Mark's Say: September, 2022
The Melbourne Writers Festival is one of Australia’s oldest writers’ festivals. Launched in 1986, its first two years were held at the Athenaeum Theatre in Collins Street. Early guests included Margaret Atwood, Vikram Seth, Angela Carter, August Kleinzahler and A.S. Byatt from overseas, and Australian writers Frank Moorhouse, Elizabeth Jolley, Kevin Gilbert and Helen Garner. The first program director was author Colin Talbot, assisted by a board that included critic Peter Craven, publisher Michael Heyward and writer Helen Garner. Thirty-six years later, the festival is re- emerging from Covid under the artistic direction of Michaela McGuire who is widely acknowledged as one of Australia’s most creative and innovative festival directors. Michaela has the ability to weave a disparate group of guests into a narrative full of surprises, delights and stimulation. Formerly artistic director of the Sydney Writers’ Festival, Michaela was appointed to her current role just after Covid hit. This year’s festival, which starts on 8 September at the State Library and other venues, is her first one that will be largely held in person, and she’s managed to entice some exciting international guests. Most of all it’s a chance for you to get an insight into the thoughts and views of many of Australia’s best creators and thinkers. I’m very excited and hope to see many of you there.

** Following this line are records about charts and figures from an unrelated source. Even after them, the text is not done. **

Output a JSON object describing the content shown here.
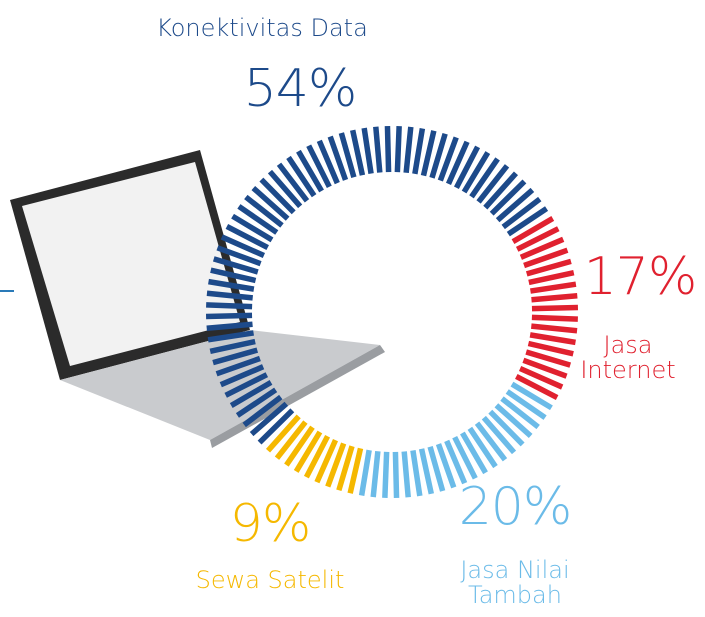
{
  "chart_data": {
    "type": "pie",
    "categories": [
      "Jasa Internet",
      "Jasa Nilai Tambah",
      "Sewa Satelit",
      "Konektivitas Data"
    ],
    "values": [
      17,
      20,
      9,
      54
    ],
    "value_labels": [
      "17%",
      "20%",
      "9%",
      "54%"
    ],
    "colors": [
      "#e0212f",
      "#6bbbe8",
      "#f5b800",
      "#1d4a8a"
    ]
  }
}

Two of the authors who we chose for the Melbourne City Reads program will be at the festival in their first public appearances talking about their books. Jay Carmichael’s fantastic book, Marlo, explores what it was like to be gay in Melbourne in the 1950s. It’s painful and uplifting at the same time. Sophie Cunningham’s first novel for many years is This Devastating Fever; it’s an ambitious work that explores the relationship between Leonard and Virginia Woolf through the eyes of a Melbourne writer and researcher. Readings and the other Melbourne City Reads bookshops (Dymocks Melbourne, Hill of Content, Mary Martin Bookshop and the Paperback Bookshop) have both these books at special prices.
We’ve just announced the shortlists for our three Readings Prizes – one for new Australian fiction, one for young adult fiction, and one for children’s fiction – which you will find on the next page. We began the prize in 2014; it was during a slump in the book industry. In an attempt to keep our heads above water we too had been concentrating our efforts on big-name authors. I realised that in doing so we’d abandoned the writers who needed our support the most, those writers with a marvellous first or second- time book. Establishing the prize seemed a good way to refocus our attention on authors who most need a bookshop’s support to be noticed by readers. Andrew Pippos, whose novel Lucky’s won last year’s Readings New Australian Fiction Prize, wrote: ‘It’s wonderfully humbling for my novel to be publicly recognised in this way.’